Further, her suggestion that “any choice between improving the lives of existing people and holding the line for a better future must be settled in favor of the former” seems to matter less when her target is capitalism or the police. While she doesn’t call explicitly for defunding or for any particular form of revolution, her sympathies do not appear to lie with patient reformism. She makes no mention of data showing broad support for the police among poor and minority communities and seems disinclined to admit that the lives and dreams of many of the nominally oppressed are predicated on realities inconceivable without the capitalism they are supposed to learn to despise.
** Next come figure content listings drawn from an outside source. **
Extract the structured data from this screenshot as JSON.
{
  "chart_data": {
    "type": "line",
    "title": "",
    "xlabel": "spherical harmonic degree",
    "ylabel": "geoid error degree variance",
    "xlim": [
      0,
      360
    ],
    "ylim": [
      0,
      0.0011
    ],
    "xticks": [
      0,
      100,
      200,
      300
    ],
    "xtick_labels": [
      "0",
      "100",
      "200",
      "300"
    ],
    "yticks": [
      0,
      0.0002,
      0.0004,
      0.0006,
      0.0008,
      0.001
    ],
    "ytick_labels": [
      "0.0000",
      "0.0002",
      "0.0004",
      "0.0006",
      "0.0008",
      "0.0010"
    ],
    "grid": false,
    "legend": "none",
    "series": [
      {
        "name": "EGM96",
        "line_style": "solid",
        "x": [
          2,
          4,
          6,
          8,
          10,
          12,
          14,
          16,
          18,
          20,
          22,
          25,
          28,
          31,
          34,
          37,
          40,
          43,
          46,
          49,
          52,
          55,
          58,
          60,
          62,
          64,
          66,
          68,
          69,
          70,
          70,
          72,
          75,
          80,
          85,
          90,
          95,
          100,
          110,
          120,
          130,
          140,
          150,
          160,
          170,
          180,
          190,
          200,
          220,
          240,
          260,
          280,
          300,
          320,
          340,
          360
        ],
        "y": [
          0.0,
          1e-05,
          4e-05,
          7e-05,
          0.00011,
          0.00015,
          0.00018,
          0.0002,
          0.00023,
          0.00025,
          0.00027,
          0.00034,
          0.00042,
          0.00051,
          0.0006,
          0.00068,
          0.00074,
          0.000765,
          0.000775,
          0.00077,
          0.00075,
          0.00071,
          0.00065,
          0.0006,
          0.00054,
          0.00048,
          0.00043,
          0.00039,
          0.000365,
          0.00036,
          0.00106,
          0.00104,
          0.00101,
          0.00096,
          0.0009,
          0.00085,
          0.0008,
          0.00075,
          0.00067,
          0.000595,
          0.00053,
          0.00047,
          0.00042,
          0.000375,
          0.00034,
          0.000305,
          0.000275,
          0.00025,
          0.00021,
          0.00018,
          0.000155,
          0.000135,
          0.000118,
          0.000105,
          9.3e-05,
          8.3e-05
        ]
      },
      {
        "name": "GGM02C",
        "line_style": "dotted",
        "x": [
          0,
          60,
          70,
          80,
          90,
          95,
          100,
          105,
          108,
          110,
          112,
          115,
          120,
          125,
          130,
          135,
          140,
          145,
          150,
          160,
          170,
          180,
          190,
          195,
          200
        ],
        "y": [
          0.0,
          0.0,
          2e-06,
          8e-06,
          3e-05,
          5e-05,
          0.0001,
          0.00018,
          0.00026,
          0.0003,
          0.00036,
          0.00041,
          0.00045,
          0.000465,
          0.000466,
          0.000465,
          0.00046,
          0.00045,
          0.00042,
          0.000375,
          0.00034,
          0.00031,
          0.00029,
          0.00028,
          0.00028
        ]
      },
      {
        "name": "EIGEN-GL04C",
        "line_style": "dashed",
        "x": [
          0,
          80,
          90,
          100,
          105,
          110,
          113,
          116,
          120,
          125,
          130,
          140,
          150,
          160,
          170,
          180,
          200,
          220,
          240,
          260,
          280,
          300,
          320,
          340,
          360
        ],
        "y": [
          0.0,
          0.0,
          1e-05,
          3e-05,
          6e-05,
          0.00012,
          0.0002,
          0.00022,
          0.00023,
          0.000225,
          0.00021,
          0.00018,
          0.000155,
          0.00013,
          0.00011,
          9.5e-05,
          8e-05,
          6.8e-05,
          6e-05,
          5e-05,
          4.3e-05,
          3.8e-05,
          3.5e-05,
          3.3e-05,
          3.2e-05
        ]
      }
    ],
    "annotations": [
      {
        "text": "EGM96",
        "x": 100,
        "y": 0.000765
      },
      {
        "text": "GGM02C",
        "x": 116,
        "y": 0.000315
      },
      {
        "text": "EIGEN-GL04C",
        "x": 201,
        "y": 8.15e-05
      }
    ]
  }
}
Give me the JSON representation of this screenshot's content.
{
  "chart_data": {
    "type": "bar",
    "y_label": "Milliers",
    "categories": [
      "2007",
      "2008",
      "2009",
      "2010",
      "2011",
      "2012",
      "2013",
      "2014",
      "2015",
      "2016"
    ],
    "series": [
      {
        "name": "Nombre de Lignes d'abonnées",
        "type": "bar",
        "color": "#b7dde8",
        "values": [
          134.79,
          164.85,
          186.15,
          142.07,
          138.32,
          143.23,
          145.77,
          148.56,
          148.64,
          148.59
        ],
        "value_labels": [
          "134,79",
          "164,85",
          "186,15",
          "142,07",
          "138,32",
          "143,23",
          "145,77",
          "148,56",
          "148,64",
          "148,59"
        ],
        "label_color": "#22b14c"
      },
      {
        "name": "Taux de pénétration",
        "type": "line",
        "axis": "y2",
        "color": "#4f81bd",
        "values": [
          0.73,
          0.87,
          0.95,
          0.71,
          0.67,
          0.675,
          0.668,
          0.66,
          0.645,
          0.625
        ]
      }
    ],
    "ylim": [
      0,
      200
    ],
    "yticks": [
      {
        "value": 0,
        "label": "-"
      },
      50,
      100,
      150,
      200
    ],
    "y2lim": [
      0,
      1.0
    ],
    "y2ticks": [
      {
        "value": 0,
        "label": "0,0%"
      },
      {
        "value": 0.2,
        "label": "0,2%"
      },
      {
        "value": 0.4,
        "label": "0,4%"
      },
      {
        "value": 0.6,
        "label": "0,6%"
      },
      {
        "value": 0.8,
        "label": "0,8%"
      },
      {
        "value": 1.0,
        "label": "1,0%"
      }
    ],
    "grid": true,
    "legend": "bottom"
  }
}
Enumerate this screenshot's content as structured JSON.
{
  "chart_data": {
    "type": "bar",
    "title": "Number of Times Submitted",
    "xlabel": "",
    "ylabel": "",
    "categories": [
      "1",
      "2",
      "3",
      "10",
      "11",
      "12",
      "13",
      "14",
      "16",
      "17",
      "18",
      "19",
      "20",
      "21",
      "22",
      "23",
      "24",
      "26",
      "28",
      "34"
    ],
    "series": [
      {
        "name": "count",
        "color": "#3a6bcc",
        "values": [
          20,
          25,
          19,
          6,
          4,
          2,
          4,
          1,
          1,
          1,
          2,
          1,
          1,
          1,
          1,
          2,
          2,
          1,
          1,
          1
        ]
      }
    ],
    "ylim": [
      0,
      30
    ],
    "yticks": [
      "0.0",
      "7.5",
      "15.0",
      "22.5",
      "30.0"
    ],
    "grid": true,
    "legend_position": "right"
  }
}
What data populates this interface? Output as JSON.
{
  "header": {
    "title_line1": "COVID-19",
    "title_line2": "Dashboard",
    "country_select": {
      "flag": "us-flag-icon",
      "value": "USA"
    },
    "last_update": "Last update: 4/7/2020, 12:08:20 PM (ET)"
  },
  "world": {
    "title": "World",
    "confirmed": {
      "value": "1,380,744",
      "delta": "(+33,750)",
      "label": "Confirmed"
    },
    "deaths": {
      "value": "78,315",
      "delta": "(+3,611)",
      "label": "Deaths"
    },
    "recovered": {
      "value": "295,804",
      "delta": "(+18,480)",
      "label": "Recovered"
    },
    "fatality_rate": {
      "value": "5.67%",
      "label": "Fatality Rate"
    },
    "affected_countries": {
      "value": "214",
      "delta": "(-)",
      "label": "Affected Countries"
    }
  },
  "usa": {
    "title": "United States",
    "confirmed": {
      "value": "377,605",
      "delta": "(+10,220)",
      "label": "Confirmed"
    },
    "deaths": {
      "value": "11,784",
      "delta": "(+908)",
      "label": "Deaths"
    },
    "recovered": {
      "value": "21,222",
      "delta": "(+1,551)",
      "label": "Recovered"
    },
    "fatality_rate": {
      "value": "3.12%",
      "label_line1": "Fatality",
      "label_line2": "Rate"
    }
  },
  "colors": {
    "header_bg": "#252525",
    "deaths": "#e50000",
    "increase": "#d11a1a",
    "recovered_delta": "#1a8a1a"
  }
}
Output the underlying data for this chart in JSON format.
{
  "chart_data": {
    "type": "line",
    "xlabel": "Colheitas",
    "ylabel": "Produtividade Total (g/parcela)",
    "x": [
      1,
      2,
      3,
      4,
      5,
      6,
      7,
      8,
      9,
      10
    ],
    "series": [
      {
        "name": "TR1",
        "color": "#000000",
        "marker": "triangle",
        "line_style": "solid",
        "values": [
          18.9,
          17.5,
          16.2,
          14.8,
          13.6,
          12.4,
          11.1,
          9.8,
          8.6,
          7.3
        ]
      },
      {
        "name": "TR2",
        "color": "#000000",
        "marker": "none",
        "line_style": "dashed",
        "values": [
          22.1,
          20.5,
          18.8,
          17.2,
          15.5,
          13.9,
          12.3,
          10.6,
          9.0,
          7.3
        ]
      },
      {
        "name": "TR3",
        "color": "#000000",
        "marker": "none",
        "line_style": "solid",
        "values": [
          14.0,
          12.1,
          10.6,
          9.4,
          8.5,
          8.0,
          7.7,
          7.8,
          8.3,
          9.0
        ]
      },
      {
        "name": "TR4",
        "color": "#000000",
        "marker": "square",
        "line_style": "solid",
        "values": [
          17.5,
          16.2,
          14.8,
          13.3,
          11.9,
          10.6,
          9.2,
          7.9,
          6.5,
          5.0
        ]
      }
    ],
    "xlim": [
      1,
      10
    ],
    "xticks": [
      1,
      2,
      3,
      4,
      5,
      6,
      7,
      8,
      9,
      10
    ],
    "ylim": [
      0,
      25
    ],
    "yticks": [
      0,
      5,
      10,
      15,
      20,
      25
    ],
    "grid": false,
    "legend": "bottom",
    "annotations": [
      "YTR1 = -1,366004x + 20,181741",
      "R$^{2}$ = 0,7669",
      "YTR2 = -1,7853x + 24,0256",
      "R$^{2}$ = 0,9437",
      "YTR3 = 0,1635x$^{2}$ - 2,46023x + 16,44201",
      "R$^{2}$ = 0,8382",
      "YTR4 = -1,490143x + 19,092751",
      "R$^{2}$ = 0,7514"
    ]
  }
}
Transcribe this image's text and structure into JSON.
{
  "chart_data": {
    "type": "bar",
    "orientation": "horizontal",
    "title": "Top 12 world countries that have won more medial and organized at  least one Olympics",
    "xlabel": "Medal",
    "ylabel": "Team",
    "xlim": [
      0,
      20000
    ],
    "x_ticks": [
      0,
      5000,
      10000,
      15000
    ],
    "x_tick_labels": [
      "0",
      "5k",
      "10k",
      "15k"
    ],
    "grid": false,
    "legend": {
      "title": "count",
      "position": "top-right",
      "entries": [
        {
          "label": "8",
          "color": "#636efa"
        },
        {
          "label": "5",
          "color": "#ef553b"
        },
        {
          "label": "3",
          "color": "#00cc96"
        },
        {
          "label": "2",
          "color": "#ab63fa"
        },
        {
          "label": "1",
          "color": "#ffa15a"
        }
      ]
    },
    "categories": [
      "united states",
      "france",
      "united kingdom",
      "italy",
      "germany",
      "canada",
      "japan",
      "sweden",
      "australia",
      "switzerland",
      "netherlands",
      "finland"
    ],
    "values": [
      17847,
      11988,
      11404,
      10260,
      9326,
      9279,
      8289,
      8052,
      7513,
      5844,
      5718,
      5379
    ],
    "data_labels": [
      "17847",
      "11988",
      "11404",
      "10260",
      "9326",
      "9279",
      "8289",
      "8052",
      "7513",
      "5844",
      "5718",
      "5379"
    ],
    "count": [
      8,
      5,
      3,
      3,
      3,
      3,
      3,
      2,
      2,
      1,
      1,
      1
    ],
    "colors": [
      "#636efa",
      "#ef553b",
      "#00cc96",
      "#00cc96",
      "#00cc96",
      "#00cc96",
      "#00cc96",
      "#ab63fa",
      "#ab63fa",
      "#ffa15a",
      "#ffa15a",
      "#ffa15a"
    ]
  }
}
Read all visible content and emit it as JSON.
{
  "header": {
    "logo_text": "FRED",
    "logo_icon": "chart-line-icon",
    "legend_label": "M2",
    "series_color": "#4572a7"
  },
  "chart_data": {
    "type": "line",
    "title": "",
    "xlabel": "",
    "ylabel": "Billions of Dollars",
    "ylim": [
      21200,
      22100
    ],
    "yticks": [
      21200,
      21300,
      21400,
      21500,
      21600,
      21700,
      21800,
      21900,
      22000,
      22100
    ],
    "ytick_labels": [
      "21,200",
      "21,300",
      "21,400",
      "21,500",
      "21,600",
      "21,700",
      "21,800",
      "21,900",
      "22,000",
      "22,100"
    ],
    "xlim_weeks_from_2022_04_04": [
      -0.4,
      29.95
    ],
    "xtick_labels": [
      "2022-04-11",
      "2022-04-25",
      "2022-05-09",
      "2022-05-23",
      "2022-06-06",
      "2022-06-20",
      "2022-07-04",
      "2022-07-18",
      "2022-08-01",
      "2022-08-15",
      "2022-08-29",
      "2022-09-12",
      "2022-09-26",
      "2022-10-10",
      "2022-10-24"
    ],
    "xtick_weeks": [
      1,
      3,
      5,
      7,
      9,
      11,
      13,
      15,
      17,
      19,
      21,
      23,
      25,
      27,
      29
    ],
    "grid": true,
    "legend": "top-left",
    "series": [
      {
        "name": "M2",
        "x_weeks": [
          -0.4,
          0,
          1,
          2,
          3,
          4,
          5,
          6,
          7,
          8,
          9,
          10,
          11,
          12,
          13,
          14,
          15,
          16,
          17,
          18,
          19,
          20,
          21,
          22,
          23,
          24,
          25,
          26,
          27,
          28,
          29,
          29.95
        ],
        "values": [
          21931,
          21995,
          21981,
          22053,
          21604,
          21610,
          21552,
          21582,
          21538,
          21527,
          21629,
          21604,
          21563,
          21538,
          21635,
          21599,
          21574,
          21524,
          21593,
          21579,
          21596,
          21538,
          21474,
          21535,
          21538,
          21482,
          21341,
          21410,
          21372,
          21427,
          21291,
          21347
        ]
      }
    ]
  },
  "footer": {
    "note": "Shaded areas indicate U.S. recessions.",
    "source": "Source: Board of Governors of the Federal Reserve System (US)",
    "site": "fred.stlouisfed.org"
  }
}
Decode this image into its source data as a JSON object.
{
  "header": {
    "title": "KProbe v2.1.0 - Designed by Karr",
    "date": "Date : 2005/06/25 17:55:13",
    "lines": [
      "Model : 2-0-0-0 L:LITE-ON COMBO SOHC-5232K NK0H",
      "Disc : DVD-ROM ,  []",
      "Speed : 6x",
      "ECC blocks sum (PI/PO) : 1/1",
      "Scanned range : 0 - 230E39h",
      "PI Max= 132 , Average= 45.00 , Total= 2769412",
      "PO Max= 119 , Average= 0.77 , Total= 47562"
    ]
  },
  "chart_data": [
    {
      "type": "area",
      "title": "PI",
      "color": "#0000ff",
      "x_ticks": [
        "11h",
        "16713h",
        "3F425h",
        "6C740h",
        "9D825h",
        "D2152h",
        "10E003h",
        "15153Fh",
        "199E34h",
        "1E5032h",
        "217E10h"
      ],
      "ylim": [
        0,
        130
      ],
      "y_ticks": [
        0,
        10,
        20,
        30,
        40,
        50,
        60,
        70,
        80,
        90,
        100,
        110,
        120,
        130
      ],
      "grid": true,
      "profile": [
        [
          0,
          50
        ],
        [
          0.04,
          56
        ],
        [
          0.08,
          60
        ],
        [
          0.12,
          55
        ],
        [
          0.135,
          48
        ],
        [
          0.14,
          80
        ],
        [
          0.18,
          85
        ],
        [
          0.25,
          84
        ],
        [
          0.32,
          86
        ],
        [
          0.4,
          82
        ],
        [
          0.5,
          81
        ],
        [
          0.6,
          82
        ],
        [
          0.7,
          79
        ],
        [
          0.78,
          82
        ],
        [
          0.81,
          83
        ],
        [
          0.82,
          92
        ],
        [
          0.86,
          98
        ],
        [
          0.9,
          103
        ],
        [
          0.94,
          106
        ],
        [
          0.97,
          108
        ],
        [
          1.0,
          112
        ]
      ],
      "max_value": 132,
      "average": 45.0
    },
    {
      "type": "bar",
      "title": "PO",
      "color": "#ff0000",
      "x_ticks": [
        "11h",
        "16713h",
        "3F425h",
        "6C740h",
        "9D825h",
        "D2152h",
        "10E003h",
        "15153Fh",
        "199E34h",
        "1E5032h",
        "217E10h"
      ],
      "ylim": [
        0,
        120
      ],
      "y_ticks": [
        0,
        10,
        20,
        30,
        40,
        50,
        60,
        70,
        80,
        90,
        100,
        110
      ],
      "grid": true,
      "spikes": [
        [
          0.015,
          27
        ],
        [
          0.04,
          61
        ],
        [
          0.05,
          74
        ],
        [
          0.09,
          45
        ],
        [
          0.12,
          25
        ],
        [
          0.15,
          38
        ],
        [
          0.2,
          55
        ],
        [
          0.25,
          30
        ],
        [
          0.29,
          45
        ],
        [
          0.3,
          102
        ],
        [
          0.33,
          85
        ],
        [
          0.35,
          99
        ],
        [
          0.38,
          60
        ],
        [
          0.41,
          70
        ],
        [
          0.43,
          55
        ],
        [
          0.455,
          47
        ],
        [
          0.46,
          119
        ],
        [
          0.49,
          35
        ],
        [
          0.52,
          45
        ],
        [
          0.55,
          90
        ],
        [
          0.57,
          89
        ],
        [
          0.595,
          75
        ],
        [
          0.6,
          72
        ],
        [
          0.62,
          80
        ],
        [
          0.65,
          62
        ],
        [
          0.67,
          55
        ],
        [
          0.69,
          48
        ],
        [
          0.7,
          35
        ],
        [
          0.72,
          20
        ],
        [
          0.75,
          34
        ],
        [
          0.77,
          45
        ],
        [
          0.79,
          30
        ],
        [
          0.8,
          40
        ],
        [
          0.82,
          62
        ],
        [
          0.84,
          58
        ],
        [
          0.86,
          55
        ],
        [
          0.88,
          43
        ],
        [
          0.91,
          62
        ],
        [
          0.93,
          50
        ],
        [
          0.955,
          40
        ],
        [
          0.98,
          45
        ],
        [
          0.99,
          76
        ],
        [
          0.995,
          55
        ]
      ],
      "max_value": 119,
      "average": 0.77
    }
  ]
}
More questionable still is Srinivasan’s easy reliance on the word “patriarchy,” which is never defined, and the existence of which is taken for granted throughout. It is possible to recognize that power lies mostly in men’s hands and that the ways men use it evince similarities that cannot be called a coincidence while still questioning the rigor of this concept that carries so much weight in these pages. Are all men its representatives? Are there any aspects of culture, of life, that it leaves untouched? How is one supposed to know when one is opposing it or acting blindly in its thrall? Is it somehow more palpable than other vernacular bugbears such as “the man,” “the system,” or the ominous “they” behind so many conspiracy theories? Without addressing these questions, Srinivasan risks preaching to the converted. That is unfortunate, as a thinker this fecund, with such range and so graceful a style, should be read by as wide an audience as possible.
Adrian Nathan West is a literary translator, critic, and the author of The Aesthetics of Degradation.